The resources management minister Lord de Mauley has launched a campaign to highlight the clothing recycling sector.

Speaking at the Lawrence M Barry (LMB) Clothes Recycling Centre in Canning Town, London, the minister said he wanted to draw attention to the economic and environmental potential of recycling and reusing clothes that are no longer wanted as part of the Government’s commitment to a zero waste economy.

Lord de Mauley, Defra resources minister, speaking at the launch of the 'Rags to Riches' campaign at LMB CLothes Recycling centre in Canning Town, London

“We have to get people to understand there is value in their clothes when they no longer need them,” de Mauley said.

The minister said that next year the Government would be publishing its Waste Prevention Plan, drafted under the revised EU Waste Framework Directive.

He referred to WRAP’s 2012 report Textile Product Flow and Market Development Opportunities in the UK that 350,000 tonnes of used clothing worth £140m goes to landfill in the UK every year, identifying it as the industry’s major challenge.

“We have to do better.
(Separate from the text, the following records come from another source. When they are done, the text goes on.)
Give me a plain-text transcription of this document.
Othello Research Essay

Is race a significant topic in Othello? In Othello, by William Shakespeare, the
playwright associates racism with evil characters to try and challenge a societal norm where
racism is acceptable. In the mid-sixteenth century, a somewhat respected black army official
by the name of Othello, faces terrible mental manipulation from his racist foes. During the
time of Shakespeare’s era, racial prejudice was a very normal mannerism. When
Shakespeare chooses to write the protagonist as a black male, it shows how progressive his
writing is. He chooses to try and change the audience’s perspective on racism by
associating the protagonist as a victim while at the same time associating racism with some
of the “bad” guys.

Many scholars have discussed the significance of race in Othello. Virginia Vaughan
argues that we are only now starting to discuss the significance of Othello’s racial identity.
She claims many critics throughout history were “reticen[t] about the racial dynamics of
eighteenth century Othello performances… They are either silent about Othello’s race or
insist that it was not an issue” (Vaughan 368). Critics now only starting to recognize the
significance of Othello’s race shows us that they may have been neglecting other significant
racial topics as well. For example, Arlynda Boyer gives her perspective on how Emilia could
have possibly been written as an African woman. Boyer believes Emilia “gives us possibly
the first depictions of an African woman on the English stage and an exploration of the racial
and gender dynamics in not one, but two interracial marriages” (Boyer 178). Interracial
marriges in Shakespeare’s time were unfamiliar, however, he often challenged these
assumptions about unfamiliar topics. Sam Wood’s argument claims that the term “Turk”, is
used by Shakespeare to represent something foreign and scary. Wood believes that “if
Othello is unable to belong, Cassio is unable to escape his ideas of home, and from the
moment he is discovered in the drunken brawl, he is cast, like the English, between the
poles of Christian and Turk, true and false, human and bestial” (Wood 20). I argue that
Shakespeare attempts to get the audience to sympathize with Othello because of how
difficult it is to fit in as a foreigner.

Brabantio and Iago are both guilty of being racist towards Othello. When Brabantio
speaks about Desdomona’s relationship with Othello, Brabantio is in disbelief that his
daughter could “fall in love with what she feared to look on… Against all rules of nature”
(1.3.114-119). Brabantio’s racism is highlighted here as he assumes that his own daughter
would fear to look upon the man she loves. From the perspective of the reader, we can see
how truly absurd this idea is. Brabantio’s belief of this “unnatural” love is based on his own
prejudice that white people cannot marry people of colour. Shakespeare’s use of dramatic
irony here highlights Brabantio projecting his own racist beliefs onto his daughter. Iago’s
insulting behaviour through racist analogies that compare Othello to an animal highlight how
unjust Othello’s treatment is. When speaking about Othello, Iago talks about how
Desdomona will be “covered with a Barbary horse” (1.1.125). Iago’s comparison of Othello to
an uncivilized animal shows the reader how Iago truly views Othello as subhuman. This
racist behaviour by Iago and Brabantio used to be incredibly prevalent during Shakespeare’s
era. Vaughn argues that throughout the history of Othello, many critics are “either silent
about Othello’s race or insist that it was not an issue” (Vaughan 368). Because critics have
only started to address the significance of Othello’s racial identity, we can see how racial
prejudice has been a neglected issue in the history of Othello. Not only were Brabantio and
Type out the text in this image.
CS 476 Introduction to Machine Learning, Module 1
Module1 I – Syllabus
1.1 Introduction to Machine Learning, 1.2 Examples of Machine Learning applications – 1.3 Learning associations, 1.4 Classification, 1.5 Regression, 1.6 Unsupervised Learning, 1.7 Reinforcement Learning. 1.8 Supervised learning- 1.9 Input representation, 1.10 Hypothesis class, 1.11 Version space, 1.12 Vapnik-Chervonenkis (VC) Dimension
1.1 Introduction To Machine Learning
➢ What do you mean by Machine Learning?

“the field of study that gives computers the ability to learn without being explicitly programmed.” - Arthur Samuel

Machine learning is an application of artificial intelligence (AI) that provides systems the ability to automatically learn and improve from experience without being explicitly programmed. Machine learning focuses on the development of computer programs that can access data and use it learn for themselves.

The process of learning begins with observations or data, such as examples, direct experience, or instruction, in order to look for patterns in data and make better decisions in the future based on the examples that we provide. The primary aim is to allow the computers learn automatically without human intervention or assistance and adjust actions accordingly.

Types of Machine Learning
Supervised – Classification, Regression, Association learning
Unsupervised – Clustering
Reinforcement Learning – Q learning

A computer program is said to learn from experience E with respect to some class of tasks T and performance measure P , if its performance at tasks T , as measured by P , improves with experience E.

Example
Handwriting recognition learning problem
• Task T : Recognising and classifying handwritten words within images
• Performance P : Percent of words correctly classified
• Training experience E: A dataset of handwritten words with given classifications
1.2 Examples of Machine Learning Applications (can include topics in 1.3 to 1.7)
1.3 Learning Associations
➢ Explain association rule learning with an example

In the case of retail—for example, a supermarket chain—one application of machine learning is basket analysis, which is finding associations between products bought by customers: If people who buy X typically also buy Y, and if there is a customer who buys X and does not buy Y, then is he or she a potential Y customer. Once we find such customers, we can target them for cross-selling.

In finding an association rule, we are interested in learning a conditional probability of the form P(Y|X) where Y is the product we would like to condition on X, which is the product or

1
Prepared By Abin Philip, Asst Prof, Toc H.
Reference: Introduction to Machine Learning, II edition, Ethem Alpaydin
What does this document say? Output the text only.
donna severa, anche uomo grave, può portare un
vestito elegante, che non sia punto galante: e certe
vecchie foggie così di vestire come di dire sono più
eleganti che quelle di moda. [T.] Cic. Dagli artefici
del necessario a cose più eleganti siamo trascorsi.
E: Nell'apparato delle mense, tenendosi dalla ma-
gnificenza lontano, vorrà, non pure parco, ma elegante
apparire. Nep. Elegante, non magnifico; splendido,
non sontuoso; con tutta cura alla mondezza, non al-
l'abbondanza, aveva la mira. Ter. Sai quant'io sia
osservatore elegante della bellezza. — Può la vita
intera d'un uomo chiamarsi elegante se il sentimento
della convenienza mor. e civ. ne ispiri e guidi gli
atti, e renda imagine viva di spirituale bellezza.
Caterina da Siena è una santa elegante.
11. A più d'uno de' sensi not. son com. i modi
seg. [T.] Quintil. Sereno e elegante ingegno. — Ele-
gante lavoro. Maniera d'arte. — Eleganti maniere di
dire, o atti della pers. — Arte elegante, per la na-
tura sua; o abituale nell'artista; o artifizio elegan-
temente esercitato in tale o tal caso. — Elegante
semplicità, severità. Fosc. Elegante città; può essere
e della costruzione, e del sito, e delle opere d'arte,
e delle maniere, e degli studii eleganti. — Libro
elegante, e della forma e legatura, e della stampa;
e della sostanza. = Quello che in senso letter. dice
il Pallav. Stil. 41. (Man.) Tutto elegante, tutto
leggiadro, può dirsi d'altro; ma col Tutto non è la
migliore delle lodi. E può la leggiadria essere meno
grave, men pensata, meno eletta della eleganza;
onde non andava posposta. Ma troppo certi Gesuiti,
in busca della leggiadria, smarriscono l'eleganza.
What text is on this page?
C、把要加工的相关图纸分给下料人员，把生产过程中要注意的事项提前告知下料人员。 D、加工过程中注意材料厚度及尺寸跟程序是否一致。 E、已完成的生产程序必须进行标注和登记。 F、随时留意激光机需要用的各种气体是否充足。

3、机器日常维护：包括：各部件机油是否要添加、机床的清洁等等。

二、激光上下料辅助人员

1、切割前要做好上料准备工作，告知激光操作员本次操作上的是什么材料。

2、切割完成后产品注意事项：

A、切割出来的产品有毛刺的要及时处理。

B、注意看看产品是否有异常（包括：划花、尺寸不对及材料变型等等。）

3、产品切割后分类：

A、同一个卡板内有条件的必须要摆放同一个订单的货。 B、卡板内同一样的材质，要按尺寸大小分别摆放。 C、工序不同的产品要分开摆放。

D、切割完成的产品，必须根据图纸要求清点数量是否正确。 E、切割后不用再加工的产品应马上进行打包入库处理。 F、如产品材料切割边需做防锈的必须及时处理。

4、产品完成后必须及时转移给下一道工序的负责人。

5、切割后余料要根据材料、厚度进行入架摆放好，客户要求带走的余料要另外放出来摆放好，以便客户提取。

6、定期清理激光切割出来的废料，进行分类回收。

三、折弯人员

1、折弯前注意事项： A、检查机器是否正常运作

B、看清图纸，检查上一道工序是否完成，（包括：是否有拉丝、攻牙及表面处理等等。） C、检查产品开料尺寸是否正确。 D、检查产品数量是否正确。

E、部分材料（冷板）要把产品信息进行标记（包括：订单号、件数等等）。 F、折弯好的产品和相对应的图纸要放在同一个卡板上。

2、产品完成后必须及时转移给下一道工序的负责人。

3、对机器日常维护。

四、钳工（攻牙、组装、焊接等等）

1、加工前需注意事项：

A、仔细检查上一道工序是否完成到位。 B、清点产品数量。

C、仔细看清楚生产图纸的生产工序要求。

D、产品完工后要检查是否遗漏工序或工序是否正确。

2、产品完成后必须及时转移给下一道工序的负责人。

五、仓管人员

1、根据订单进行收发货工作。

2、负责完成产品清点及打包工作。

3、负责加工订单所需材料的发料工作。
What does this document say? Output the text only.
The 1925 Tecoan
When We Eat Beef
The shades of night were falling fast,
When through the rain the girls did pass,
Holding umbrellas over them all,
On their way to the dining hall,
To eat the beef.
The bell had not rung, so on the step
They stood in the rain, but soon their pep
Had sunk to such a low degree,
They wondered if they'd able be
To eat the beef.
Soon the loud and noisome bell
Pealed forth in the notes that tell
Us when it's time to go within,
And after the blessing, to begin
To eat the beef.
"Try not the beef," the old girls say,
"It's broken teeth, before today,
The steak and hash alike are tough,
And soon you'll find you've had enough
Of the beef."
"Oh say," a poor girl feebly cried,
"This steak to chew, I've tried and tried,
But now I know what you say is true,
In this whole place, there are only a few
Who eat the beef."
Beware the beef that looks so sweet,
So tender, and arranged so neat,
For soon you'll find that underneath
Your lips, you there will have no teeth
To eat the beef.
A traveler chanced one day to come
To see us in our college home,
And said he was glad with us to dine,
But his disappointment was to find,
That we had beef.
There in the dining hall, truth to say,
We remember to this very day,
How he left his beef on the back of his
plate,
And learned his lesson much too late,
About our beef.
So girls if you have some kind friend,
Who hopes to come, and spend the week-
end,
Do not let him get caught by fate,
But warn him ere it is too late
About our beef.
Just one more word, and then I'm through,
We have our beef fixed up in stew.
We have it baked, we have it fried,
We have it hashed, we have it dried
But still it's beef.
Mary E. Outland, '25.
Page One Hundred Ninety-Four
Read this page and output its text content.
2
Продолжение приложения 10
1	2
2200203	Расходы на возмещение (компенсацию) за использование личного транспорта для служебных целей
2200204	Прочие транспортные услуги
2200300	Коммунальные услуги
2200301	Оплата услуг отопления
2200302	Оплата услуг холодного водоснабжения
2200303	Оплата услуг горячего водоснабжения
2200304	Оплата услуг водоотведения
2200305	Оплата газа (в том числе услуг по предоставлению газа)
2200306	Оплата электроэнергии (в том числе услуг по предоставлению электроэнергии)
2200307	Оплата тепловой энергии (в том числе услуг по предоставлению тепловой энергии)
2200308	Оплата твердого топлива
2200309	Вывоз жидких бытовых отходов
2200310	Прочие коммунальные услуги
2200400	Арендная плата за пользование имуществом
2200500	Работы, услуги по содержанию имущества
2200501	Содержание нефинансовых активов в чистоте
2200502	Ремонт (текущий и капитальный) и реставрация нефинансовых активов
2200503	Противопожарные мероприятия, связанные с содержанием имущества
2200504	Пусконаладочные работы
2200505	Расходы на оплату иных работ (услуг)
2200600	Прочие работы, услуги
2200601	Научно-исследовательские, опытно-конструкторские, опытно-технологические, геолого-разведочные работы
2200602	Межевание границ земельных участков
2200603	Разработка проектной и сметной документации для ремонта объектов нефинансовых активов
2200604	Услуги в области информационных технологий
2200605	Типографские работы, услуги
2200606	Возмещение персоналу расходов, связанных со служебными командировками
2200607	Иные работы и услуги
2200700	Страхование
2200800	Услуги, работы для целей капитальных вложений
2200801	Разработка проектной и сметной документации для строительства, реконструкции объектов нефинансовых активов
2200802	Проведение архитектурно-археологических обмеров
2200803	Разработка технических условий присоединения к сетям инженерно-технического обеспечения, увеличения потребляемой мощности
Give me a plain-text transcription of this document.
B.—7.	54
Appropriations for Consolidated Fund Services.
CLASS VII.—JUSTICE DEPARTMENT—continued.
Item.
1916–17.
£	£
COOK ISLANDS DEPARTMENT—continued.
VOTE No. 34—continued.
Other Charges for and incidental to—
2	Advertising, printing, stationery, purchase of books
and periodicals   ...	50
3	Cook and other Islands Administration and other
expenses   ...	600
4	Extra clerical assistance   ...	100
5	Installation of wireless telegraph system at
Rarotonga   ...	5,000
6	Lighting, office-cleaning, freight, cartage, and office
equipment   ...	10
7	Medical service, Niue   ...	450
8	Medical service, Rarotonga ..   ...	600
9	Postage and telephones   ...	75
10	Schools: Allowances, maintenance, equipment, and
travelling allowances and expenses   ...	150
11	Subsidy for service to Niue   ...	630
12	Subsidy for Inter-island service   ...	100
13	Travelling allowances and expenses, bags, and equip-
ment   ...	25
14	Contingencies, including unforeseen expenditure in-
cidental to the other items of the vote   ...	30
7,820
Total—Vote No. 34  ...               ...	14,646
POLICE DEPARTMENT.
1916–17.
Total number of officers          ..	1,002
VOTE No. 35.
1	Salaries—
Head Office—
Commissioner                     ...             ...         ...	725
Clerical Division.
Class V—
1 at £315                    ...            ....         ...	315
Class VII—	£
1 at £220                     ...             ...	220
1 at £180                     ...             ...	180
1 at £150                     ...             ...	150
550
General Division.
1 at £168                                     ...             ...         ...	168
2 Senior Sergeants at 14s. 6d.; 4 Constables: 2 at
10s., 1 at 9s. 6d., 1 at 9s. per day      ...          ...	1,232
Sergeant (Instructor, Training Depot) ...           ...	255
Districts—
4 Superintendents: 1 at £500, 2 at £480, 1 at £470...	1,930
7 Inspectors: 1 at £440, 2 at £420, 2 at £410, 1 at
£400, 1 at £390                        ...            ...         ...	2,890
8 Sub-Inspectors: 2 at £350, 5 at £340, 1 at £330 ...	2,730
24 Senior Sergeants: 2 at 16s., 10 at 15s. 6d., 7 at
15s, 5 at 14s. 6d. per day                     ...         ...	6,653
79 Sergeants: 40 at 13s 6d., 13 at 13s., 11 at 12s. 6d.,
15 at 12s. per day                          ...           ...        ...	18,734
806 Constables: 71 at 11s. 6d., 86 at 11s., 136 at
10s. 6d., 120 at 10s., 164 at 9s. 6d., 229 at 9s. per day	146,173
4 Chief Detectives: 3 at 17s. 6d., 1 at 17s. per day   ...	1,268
We export £4bn of material every year and its an industry that employs 30,000 people… What’s important is that local authorities, businesses, charities and individuals realise how much value there is and how they can benefit from it.”

De Mauley also told MRW that Defra was in talks with businesses about how they can design their clothes to prevent waste and push the clothing industry up the waste hierarchy.

“We’re talking to manufacturers to try and design longer life into clothes.”

He said he was keen for customers to understand how to get a longer life out of their clothes or to give them away to be re-used when they had finished with them.

Another challenge, said de Mauley, was to find markets for the clothes people no longer wanted.

You can see Ross Barry, director of LMB, speaking about markets for waste clothing on the above video (at 1.45m).

LMB now has a turnover of abour £4.5m a year, and sorts 200 tonnes of clothes a week to be sent for recycling or exported to Africa, Eastern Europe and Pakistan for re-use.

A WRAP spokesperson said: “We are working with the sector on the Clothing Action Plan. A plan for developing markets abroad will be launched next year.”